| 要旨トップ | 目次 | 日本生態学会第67回全国大会 (2020年3月、名古屋) 講演要旨
ESJ67 Abstract


一般講演(ポスター発表) P1-PC-255  (Poster presentation)

オウトウショウジョウバエにおける都市化に対する温度耐性や形態の急速な適応
Rapid adaptation to urbanization mediated by thermal tolerance and morphology in Drosophila suzukii

*佐藤あやめ, 高橋佑磨(千葉大・理)
*Ayame SATO, Yuma TAKAHASHI(Fac. Sci., Chiba Univ.)
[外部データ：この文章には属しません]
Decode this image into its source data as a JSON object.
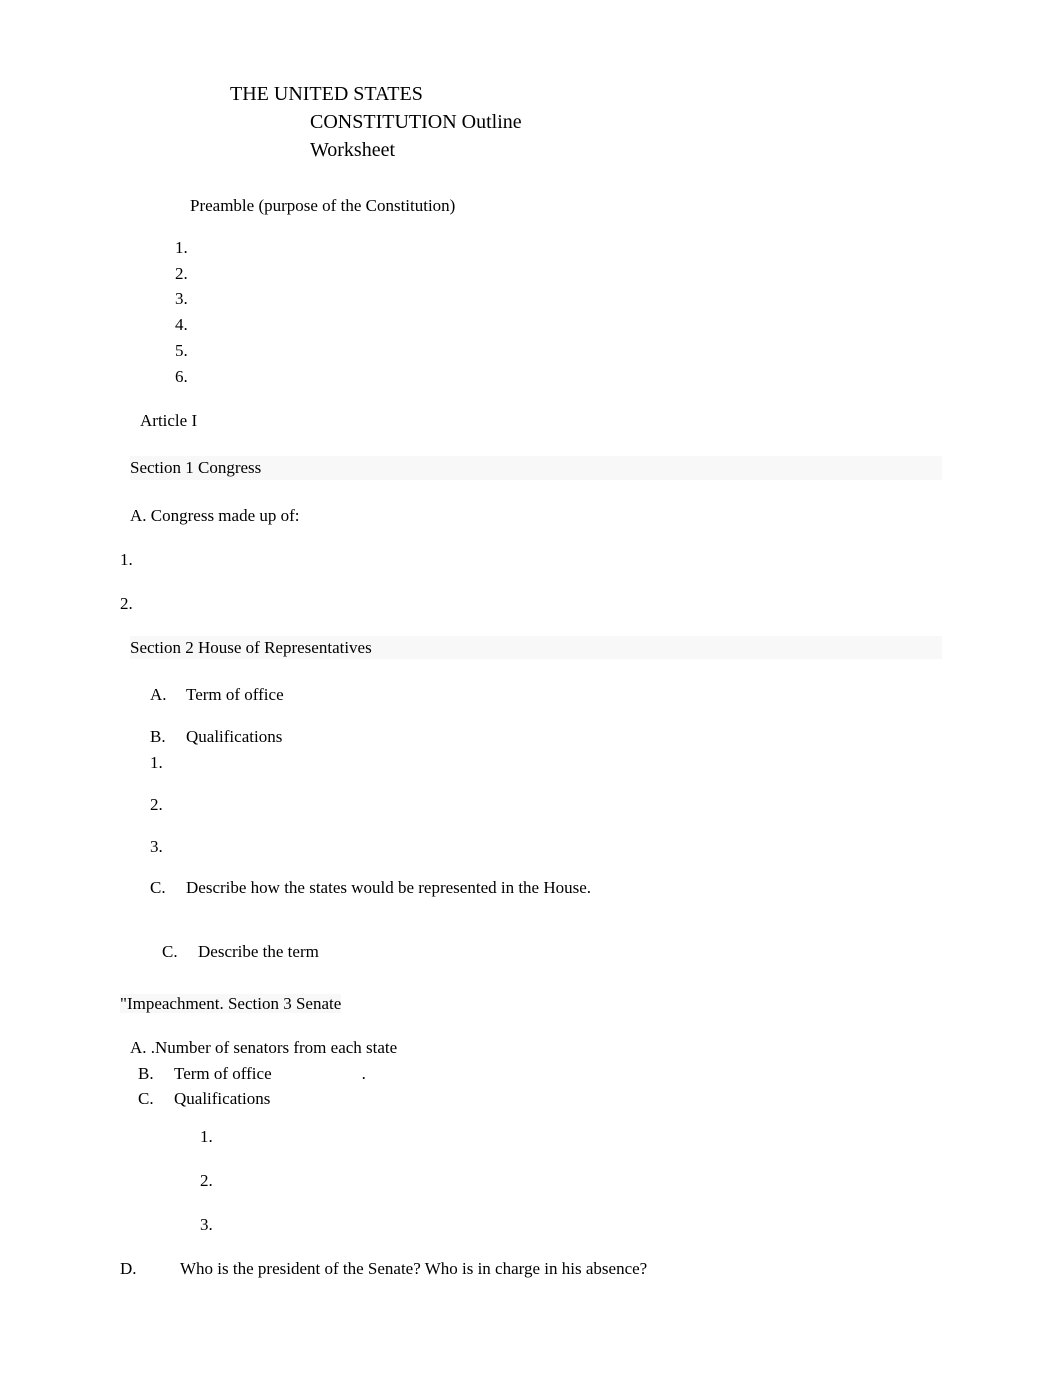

現在、地球規模で起こっている都市化は温度の上昇や日長の乱れ、生息地の分断などを通じて生物の生息環境に急激な変化をもたらしている。これらの変化は、生息適地を縮小させることで個体数や種数などの生態的動態に影響することが知られている。一方で、都市化による生息環境の変化は、数十年から数百年という比較的短い時間で生物の形質にも急速な変化をもたらしていることが指摘されている。実際、多くの種において都市部の個体と郊外の個体とで、温度耐性や分散能力といった形質の差が明らかになってきた。しかし、そのような形質の差が進化的に決定されているのか、単に表現型可塑性によってエピジェネティックに決定されているのかを区別した研究は多くない。本研究では、郊外から都市部まで幅広い環境に生息する果樹害虫のオウトウショウジョウバエ(Drosophila suzukii)を用いて、都市化に伴った形質の遺伝的変化を検証することを目的とした。千葉県と東京都の12地点について、衛星画像を用いて各地点5㎞圏内の都市化指数を求めた。各地点で本種の雌個体を捕獲し、地点ごとに複数の単雌系統を確立した。形質の測定に先立ち、すべての単雌系統を実験室内の一定環境(25℃)で数世代飼育した後、各地点3つ程度の系統を用いて温度耐性と胸幅、翅長の測定を行なった。高温耐性については都市の個体と郊外の個体とで差がみられなかったが、都市の個体は郊外の個体より低温耐性が有意に低かった。また、胸幅と翅長には都市と郊外の個体間で差は検出されなかったが、胸幅に対する相対翅長に対しては測定時期の有意な交互作用が検出され、都市と郊外の個体の大小関係は季節により逆転した。これらの結果は、都市化に伴って本種の形態や温度耐性に急速な適応が起きていることを示すとともに、実験室内で季節間での未知の環境変化があることを示唆している。